Нет, кожа у Лизы была вовсе не красной, а очень даже чистой и светлой, а вот все остальное сходилось – плоское лицо, просто блин, а не лицо… И глаза такие же круглые, до того светлые, что издали глазницы кажутся пустыми. Это ей, конечно же, Вуди сказал… Ему даже в голову не пришло, как он ее ранит.

Даже ее глупость, и ту Пушкин угадал сквозь века. Совершенный идиотизм! А как иначе назвать нелепую надежду на то, что «домик хоббита» станет для них с Вуди тем шалашом, в котором воцарится рай? Он уже собрался притащить туда своего друга, какого-то Ваню. Только представил, видно, как тоскливо будет жить с ней под одной крышей…

Лизе с трудом удалось подавить вздох – почувствует ведь, их лица почти соприкасаются. Он хоть замечает это?! Зачем вообще поддерживает общение с ней, если не видит никакого – даже весьма отдаленного – будущего? Мог бы выйти из того поезда, что свел их в одном отсеке плацкартного вагона, и затеряться в толпе у Ярославского вокзала. И Лиза не нашла бы его никогда… Да и каким образом стала бы искать? В тот день ей были известны только его имя и новое прозвище, придуманное ею, ни фамилии, ни номера телефона.

Но Вуди сам поймал ее руку и затащил в кофейню:

– Хоть нормального пойла хлебнем…

Лиза встрепенулась – он не сказал: напоследок! Это что-то значит? Это что-то значит!

Продолжая болтать так же оживленно, как в поезде, они выпили кофе, обменялись номерами телефонов, и Лиза сразу нашла его в «телеге», чтобы уж точно не потерялся. Отправила селфи, которое сделала наспех, потом жалела о том, что поторопилась, надо было хоть причесаться… Но побоялась, что Вуди сорвется с места, нырнет в пучину Москвы, и столица поглотит его целиком. Навсегда.

В метро их сразу оттеснили друг от друга, но Лиза не запаниковала – они уже не потеряются. Издали поглядывала на его редеющую макушку, едва торчащую из-за плеча спортивного парня, и думала с нежным удивлением: «Некрасивый… Чем он меня зацепил?»

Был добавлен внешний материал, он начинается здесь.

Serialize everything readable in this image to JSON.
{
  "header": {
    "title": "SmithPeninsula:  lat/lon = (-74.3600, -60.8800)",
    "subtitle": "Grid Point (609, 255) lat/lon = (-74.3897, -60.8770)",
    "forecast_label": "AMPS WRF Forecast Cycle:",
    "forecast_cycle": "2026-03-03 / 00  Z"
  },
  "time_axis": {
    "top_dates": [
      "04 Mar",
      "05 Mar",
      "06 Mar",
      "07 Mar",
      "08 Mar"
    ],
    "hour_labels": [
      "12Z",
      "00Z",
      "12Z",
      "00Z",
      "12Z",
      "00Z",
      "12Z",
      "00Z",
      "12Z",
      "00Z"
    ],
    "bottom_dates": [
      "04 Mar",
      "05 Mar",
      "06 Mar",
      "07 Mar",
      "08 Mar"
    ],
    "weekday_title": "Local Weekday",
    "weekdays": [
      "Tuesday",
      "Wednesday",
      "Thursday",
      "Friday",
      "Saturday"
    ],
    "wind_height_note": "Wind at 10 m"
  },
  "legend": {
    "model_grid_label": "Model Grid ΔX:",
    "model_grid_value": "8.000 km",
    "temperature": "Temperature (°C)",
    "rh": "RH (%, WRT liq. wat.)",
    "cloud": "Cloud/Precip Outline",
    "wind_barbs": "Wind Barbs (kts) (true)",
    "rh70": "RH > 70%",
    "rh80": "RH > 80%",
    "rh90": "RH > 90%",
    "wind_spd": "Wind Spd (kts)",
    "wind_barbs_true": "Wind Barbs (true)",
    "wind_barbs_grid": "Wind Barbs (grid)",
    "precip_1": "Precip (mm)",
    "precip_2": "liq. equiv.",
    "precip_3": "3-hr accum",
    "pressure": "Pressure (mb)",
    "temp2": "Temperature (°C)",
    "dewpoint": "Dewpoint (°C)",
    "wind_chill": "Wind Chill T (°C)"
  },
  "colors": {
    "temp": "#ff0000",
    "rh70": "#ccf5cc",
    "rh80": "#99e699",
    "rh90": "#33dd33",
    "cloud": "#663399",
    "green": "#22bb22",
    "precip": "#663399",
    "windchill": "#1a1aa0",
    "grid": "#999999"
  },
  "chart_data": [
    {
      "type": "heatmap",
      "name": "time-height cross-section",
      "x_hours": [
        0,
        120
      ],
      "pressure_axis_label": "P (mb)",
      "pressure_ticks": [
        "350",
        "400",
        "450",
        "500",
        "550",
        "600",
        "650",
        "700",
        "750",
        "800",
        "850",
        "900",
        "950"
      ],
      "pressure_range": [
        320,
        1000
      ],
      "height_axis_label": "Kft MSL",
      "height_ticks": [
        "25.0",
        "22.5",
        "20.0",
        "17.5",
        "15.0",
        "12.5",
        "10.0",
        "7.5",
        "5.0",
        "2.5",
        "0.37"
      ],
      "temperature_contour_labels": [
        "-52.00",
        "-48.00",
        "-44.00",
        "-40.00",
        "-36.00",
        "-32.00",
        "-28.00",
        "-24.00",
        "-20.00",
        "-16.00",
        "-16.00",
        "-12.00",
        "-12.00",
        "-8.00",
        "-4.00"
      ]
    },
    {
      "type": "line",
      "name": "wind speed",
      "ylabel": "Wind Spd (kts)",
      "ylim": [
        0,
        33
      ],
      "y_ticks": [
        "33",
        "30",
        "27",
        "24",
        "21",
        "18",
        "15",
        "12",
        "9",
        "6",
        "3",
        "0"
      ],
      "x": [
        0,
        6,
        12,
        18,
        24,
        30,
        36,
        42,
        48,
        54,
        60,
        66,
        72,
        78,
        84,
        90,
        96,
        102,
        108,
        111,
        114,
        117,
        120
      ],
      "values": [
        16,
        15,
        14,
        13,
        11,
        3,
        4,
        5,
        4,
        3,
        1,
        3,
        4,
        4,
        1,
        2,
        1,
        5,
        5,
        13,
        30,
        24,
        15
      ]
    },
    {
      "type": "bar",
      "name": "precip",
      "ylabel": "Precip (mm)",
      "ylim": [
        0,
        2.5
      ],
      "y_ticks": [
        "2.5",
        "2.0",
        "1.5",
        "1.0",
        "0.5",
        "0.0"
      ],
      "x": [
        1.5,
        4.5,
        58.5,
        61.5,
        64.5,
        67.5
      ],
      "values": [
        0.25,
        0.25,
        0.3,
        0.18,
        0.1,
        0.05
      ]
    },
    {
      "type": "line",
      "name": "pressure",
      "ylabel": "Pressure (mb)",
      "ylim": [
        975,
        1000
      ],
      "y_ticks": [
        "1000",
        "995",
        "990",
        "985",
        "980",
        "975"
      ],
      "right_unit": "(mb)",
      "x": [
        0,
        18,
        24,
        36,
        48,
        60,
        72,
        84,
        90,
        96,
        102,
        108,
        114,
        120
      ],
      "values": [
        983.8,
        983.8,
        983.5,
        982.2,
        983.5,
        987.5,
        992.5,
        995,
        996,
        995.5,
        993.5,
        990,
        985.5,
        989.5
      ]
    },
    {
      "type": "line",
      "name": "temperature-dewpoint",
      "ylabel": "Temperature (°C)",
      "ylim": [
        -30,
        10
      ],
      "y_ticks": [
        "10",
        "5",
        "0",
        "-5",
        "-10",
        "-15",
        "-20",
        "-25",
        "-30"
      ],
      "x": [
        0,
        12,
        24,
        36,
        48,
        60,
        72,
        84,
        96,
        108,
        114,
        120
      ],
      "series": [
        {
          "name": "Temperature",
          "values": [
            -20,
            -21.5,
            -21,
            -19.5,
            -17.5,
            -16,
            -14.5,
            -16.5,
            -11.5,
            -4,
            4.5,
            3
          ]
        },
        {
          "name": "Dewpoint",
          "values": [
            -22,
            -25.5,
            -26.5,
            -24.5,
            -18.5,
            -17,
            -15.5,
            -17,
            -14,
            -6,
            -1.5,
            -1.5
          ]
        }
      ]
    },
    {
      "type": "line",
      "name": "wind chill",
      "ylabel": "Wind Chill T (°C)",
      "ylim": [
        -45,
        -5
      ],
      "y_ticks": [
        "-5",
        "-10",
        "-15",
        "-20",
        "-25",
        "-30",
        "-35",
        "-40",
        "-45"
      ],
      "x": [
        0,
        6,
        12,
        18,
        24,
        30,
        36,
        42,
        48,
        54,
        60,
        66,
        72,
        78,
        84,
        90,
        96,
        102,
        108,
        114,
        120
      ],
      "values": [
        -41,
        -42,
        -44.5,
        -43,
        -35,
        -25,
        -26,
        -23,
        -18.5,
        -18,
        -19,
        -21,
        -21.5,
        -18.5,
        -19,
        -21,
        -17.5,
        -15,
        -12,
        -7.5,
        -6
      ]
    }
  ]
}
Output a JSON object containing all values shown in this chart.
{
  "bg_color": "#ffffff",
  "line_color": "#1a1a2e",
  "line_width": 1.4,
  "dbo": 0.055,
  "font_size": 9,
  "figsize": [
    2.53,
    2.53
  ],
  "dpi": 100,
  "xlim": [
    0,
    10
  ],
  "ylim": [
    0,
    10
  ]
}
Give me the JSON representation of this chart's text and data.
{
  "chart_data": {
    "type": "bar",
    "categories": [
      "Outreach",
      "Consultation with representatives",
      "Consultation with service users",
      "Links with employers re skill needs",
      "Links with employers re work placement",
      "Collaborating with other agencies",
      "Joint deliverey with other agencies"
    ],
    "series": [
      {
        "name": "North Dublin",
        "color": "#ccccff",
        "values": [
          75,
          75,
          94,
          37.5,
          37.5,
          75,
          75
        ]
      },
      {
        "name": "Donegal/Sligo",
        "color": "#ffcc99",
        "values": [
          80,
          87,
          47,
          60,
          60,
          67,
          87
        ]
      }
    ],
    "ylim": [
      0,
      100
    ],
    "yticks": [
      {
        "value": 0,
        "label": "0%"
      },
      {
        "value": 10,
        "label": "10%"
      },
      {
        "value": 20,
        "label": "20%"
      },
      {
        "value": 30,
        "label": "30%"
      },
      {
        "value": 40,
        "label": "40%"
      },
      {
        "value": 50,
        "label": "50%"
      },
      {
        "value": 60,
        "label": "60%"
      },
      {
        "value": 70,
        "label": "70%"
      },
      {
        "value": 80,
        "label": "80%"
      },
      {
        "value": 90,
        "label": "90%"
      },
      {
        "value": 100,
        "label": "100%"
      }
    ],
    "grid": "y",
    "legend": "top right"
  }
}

И до сих пор не понимала этого: само существование Вуди противоречило всему, что было созвучно ее душе, ее природе. Нелепым взъерошенным галчонком, который немелодично выкрикивает грубости и готов продолбить ей темя крепким клювом, он ворвался в ее мир, где Лиза разводила райских птиц, плодя их своей кистью с завидным упорством.

– Краси-ивое, – тянул Вуди, взглянув на ее очередную работу, и ухмылялся, не оставляя сомнений в том, как примитивно все, что она пытается сделать.

В такую минуту Лизе хотелось стукнуть его по лбу чем-нибудь гораздо тяжелее кисти… Но уже в следующую он так трогательно строил голубые глаза, что ее рука тянулась погладить лысеющую голову. Что у него с волосами? Кто теряет их так рано? Не в Чернобыле же родился, в Сибири…

Не хотелось думать, будто Вуди так держится за нее лишь потому, что они – земляки и только друг с другом могут вспомнить детство в родном Челябинске, перебрать названия улиц, за которыми мгновенно вырастают дома, расстилаются клумбы, распахиваются двери кафешек, доносятся обрывки фраз и смеха, возникают причудливые уличные скульптуры. Остальных знакомых невозможно было увлечь в путешествие по чужому для них городу… Лизе тоже в радость стали такие мысленные прогулки, но она надеялась, что не только этим интересна лучшему другу.